DSTC9 Track 1 evaluation data includes the following three subsets:
- Subset #1: the test partition of the augmented MultiWOZ 2.1 collected by the same methods as the training/validation datasets.
- Subset #2: multi-domain human-human written conversations about touristic information for San Francisco.
- Subset #3: multi-domain human-human spoken conversations (with manual transcriptions) about touristic information for San Francisco.
We are releasing the following data and resources:
- logs.json: the test instances listed in a random order with no identifier of what subset each instance belongs to.
- labels.json: the ground-truth labels/responses for the test instances
- knowledge.json: the knowledge candidates for all three subsets including 12,039 snippets for five domains and 668 entities in total, which is a super set of the knowledge.json for the training/validation set.

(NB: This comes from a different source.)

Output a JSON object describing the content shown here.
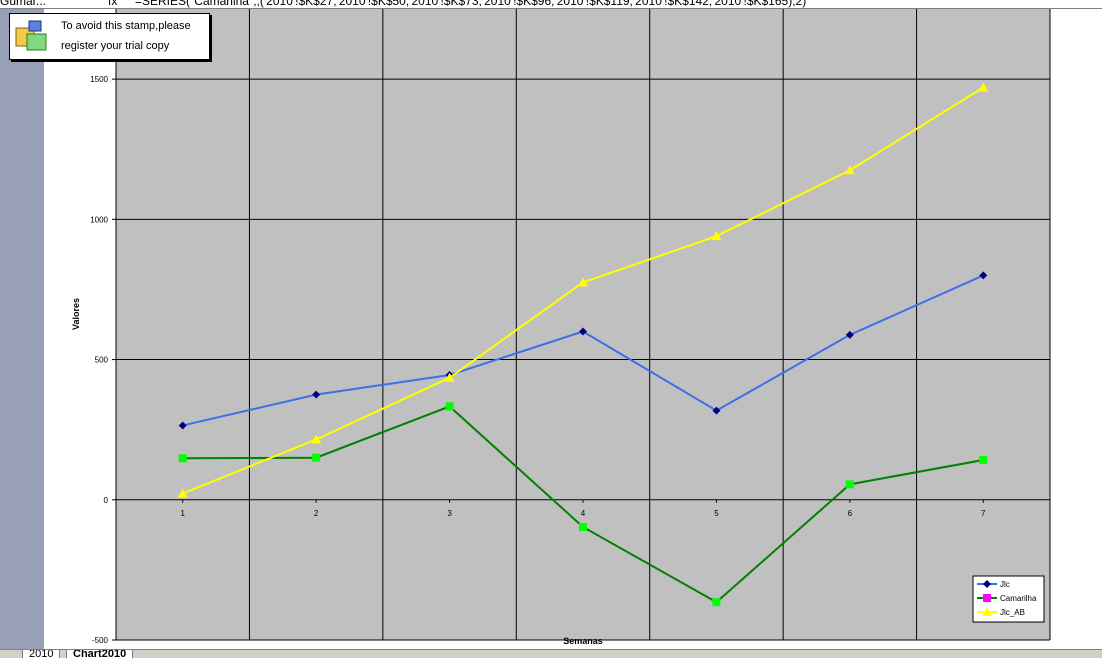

- db.json: the domain DB entries for the Subset #2 and #3.
All the json formats are the same as the training/validation resources.
Each participating team will submit up to 5 system outputs for the test instances in logs.json.
The system outputs must follow the same format as labels.json for the training/validation sets. Before making your submission, please double check if every file is valid with no error from the following script:
$ python scripts/check_results.py --dataset test --dataroot data_eval/ --outfile [YOUR_SYSTEM_OUTPUT_FILE]
Found no errors, output file is valid
Any invalid submission will be excluded from the official evaluation.
Once you're ready, please make your submission by completing the Submission Form by 11:59PM UTC-12 (anywhere on Earth), September 28, 2020.